I woke up one morning worrying about something. I mean, literally. I woke up to the worry. Jeez, the ego mind didn’t even wait for me to get out of bed! When I looked at the worry I saw that there is nothing I could do about it and so that made it even scarier. The ego mind was busy trying to think of defenses and trying to see into the future what might happen should the worst case scenario come true.
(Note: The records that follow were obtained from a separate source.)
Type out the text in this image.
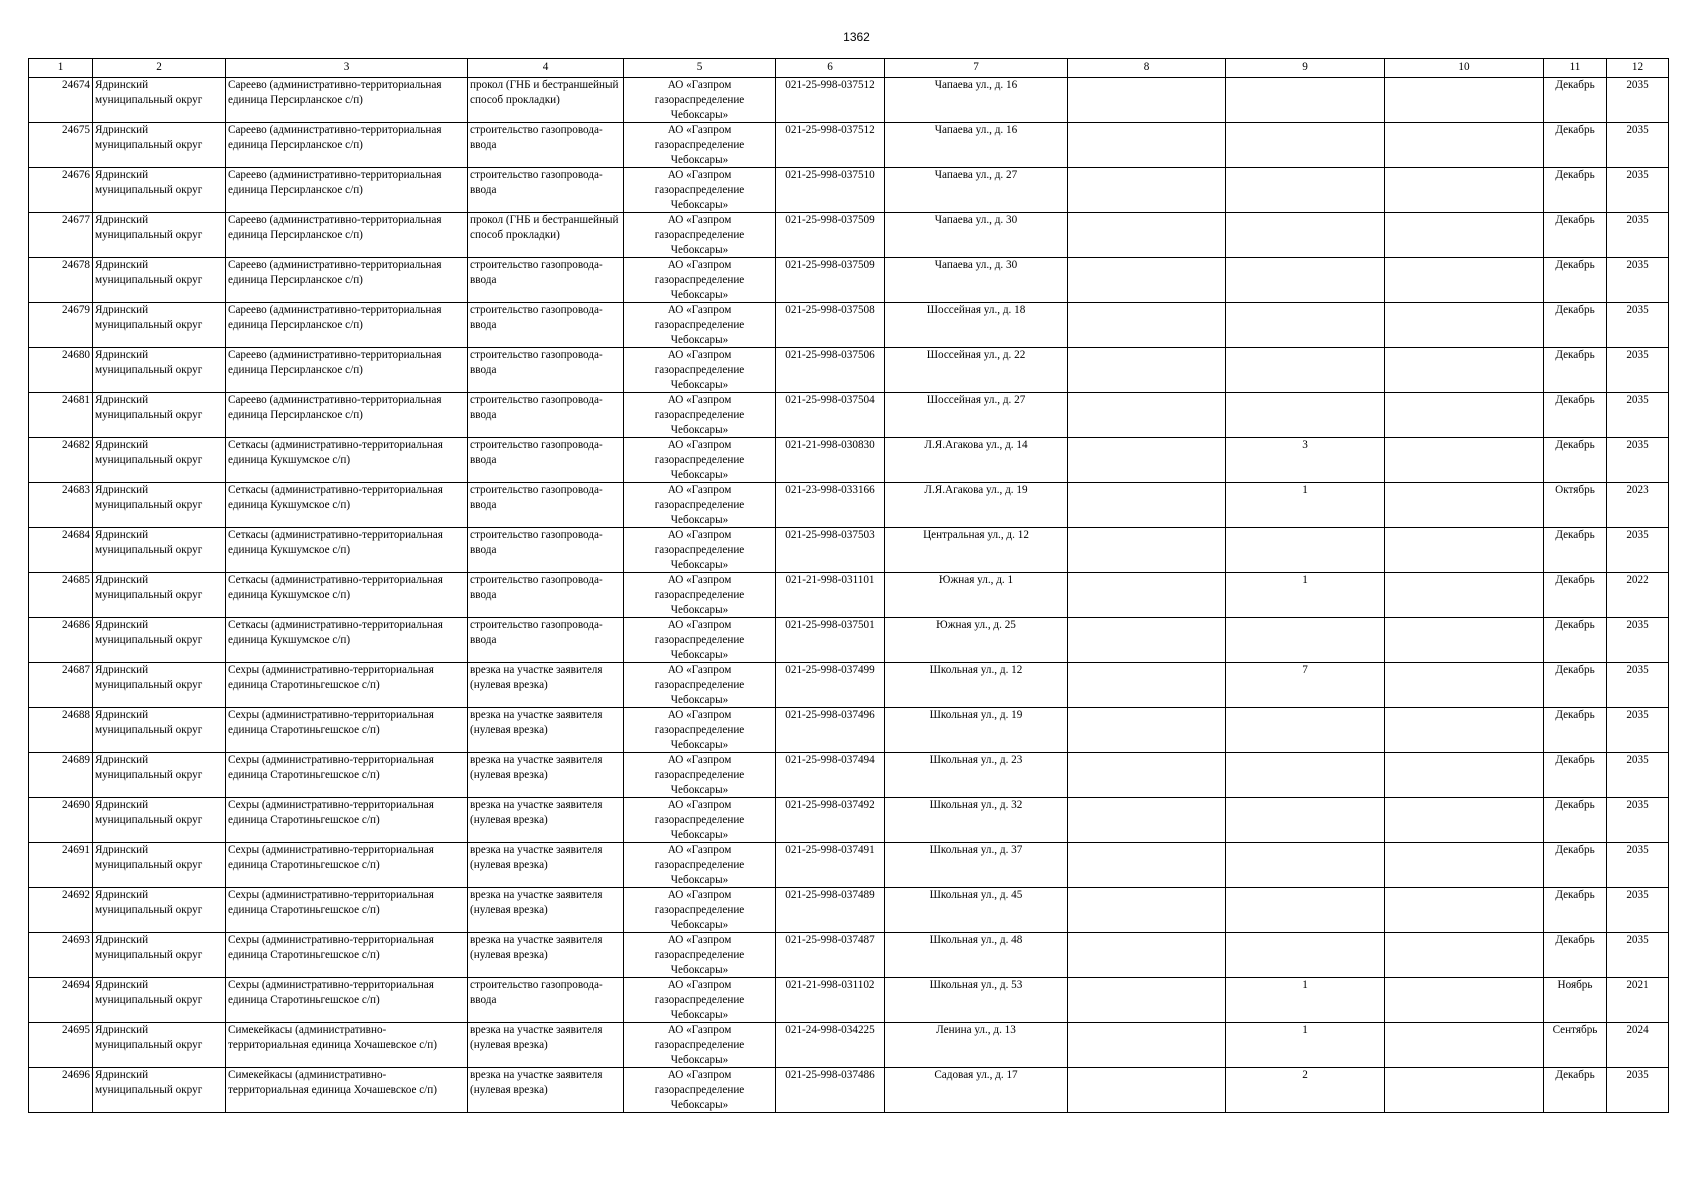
1362
1	2	3	4	5	6	7	8	9	10	11	12

24674	Ядринский муниципальный округ	Сареево (административно-территориальная единица Персирланское с/п)	прокол (ГНБ и бестраншейный способ прокладки)	АО «Газпром газораспределение Чебоксары»	021-25-998-037512	Чапаева ул., д. 16				Декабрь	2035

24675	Ядринский муниципальный округ	Сареево (административно-территориальная единица Персирланское с/п)	строительство газопровода-ввода	АО «Газпром газораспределение Чебоксары»	021-25-998-037512	Чапаева ул., д. 16				Декабрь	2035

24676	Ядринский муниципальный округ	Сареево (административно-территориальная единица Персирланское с/п)	строительство газопровода-ввода	АО «Газпром газораспределение Чебоксары»	021-25-998-037510	Чапаева ул., д. 27				Декабрь	2035

24677	Ядринский муниципальный округ	Сареево (административно-территориальная единица Персирланское с/п)	прокол (ГНБ и бестраншейный способ прокладки)	АО «Газпром газораспределение Чебоксары»	021-25-998-037509	Чапаева ул., д. 30				Декабрь	2035

24678	Ядринский муниципальный округ	Сареево (административно-территориальная единица Персирланское с/п)	строительство газопровода-ввода	АО «Газпром газораспределение Чебоксары»	021-25-998-037509	Чапаева ул., д. 30				Декабрь	2035

24679	Ядринский муниципальный округ	Сареево (административно-территориальная единица Персирланское с/п)	строительство газопровода-ввода	АО «Газпром газораспределение Чебоксары»	021-25-998-037508	Шоссейная ул., д. 18				Декабрь	2035

24680	Ядринский муниципальный округ	Сареево (административно-территориальная единица Персирланское с/п)	строительство газопровода-ввода	АО «Газпром газораспределение Чебоксары»	021-25-998-037506	Шоссейная ул., д. 22				Декабрь	2035

24681	Ядринский муниципальный округ	Сареево (административно-территориальная единица Персирланское с/п)	строительство газопровода-ввода	АО «Газпром газораспределение Чебоксары»	021-25-998-037504	Шоссейная ул., д. 27				Декабрь	2035

24682	Ядринский муниципальный округ	Сеткасы (административно-территориальная единица Кукшумское с/п)	строительство газопровода-ввода	АО «Газпром газораспределение Чебоксары»	021-21-998-030830	Л.Я.Агакова ул., д. 14		3		Декабрь	2035

24683	Ядринский муниципальный округ	Сеткасы (административно-территориальная единица Кукшумское с/п)	строительство газопровода-ввода	АО «Газпром газораспределение Чебоксары»	021-23-998-033166	Л.Я.Агакова ул., д. 19		1		Октябрь	2023

24684	Ядринский муниципальный округ	Сеткасы (административно-территориальная единица Кукшумское с/п)	строительство газопровода-ввода	АО «Газпром газораспределение Чебоксары»	021-25-998-037503	Центральная ул., д. 12				Декабрь	2035

24685	Ядринский муниципальный округ	Сеткасы (административно-территориальная единица Кукшумское с/п)	строительство газопровода-ввода	АО «Газпром газораспределение Чебоксары»	021-21-998-031101	Южная ул., д. 1		1		Декабрь	2022

24686	Ядринский муниципальный округ	Сеткасы (административно-территориальная единица Кукшумское с/п)	строительство газопровода-ввода	АО «Газпром газораспределение Чебоксары»	021-25-998-037501	Южная ул., д. 25				Декабрь	2035

24687	Ядринский муниципальный округ	Сехры (административно-территориальная единица Старотиньгешское с/п)	врезка на участке заявителя (нулевая врезка)	АО «Газпром газораспределение Чебоксары»	021-25-998-037499	Школьная ул., д. 12		7		Декабрь	2035

24688	Ядринский муниципальный округ	Сехры (административно-территориальная единица Старотиньгешское с/п)	врезка на участке заявителя (нулевая врезка)	АО «Газпром газораспределение Чебоксары»	021-25-998-037496	Школьная ул., д. 19				Декабрь	2035

24689	Ядринский муниципальный округ	Сехры (административно-территориальная единица Старотиньгешское с/п)	врезка на участке заявителя (нулевая врезка)	АО «Газпром газораспределение Чебоксары»	021-25-998-037494	Школьная ул., д. 23				Декабрь	2035

24690	Ядринский муниципальный округ	Сехры (административно-территориальная единица Старотиньгешское с/п)	врезка на участке заявителя (нулевая врезка)	АО «Газпром газораспределение Чебоксары»	021-25-998-037492	Школьная ул., д. 32				Декабрь	2035

24691	Ядринский муниципальный округ	Сехры (административно-территориальная единица Старотиньгешское с/п)	врезка на участке заявителя (нулевая врезка)	АО «Газпром газораспределение Чебоксары»	021-25-998-037491	Школьная ул., д. 37				Декабрь	2035

24692	Ядринский муниципальный округ	Сехры (административно-территориальная единица Старотиньгешское с/п)	врезка на участке заявителя (нулевая врезка)	АО «Газпром газораспределение Чебоксары»	021-25-998-037489	Школьная ул., д. 45				Декабрь	2035

24693	Ядринский муниципальный округ	Сехры (административно-территориальная единица Старотиньгешское с/п)	врезка на участке заявителя (нулевая врезка)	АО «Газпром газораспределение Чебоксары»	021-25-998-037487	Школьная ул., д. 48				Декабрь	2035

24694	Ядринский муниципальный округ	Сехры (административно-территориальная единица Старотиньгешское с/п)	строительство газопровода-ввода	АО «Газпром газораспределение Чебоксары»	021-21-998-031102	Школьная ул., д. 53		1		Ноябрь	2021

24695	Ядринский муниципальный округ	Симекейкасы (административно-территориальная единица Хочашевское с/п)	врезка на участке заявителя (нулевая врезка)	АО «Газпром газораспределение Чебоксары»	021-24-998-034225	Ленина ул., д. 13		1		Сентябрь	2024

24696	Ядринский муниципальный округ	Симекейкасы (административно-территориальная единица Хочашевское с/п)	врезка на участке заявителя (нулевая врезка)	АО «Газпром газораспределение Чебоксары»	021-25-998-037486	Садовая ул., д. 17		2		Декабрь	2035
I also woke up that morning with my real mind and from that mind, the Voice for God was still there. Just because I was listening to the ego and fretting over what I heard didn’t mean that truth stopped existing. When I considered the thoughts the ego mind was focused on, each one was some form of separation. The content of all forms of separation is the belief I have separated myself from God, a ridiculous notion since I exist in the Mind of God, but one that nevertheless causes fear if I believe it.
I remembered that I am dedicated to union rather than to separation. I talked to myself for a moment or two, remembering that I am afraid of nothing because this world is nothing. I remembered the truth about myself. My mind is part of God’s. I am very holy, and in God, I am very strong. It is only in the ego mind that I appear weak and frightened, and it is up to me if my attention remains focused on the ego mind, or my true mind. I recommitted myself to union that day rather than to separation and allowed the anxiety to subside as I lost interest in the separation thoughts.
Some Fears Can Be Paralyzing
Some thoughts about fear came to me as I write about this. I remember when I used to work construction and we were building an energy plant. The structure was very high and it was mostly the skeleton of it when I started to work there. This meant that even when walking from one side to another, you were walking on the iron structure and could see through to the floor way below.
Since I am afraid of heights, this was a problem for me. I also had to cross the catwalk from one end to the other and it swayed as I walked and the view down was even more frightening. This fear had to be faced, or I would become paralyzed in it and not be able to do my job. The way I shifted this was to remind myself constantly that God was with me wherever I was. It didn’t matter if I was up high or on the ground, God walked with me. The constant reminder that with God with me I had nothing to fear did the trick. I spent the rest of my time on that job without fear even though a number of dangerous things occurred.
Fear is a Choice
Another thought came to me. I have been afraid for my children many times as they have gone through their life stories. What I have seen is that every single time, the fear has been in my mind. I could have as easily decided to remember that they, too, walk with God. I could have turned from fear to faith and had a calm and peaceful experience.
Both of these ideas are in my mind. I choose the one I will believe. Even if my child had died there would be no reason for fear. The death of the body is just a reset and if they died it would be because this story is over for them. They remain, still, as they were created. Yes, I would grieve, but I would not fear for them or for me, and the strength of God in me would uphold me in that grief.
I cannot think of a single thing that demands my fear. I used to think that life required fear in order to survive. How would I know to make myself safe if I were not afraid? What I have learned is that I don’t need fear to do that. I have both common sense and a constant Guide in my mind to direct me. If a tornado were coming toward me, I would do what I could to protect this body. I don’t have to be afraid to do this. I just know that this is what is to be done and I do it. In fact, I would make better choices if I were calm rather than trying to think through a fog of fear.
No matter what is happening, I know that God goes with me wherever I go. God is my strength, the light in which I see, the mind with which I think. God is the strength in which I trust; I have nothing to fear.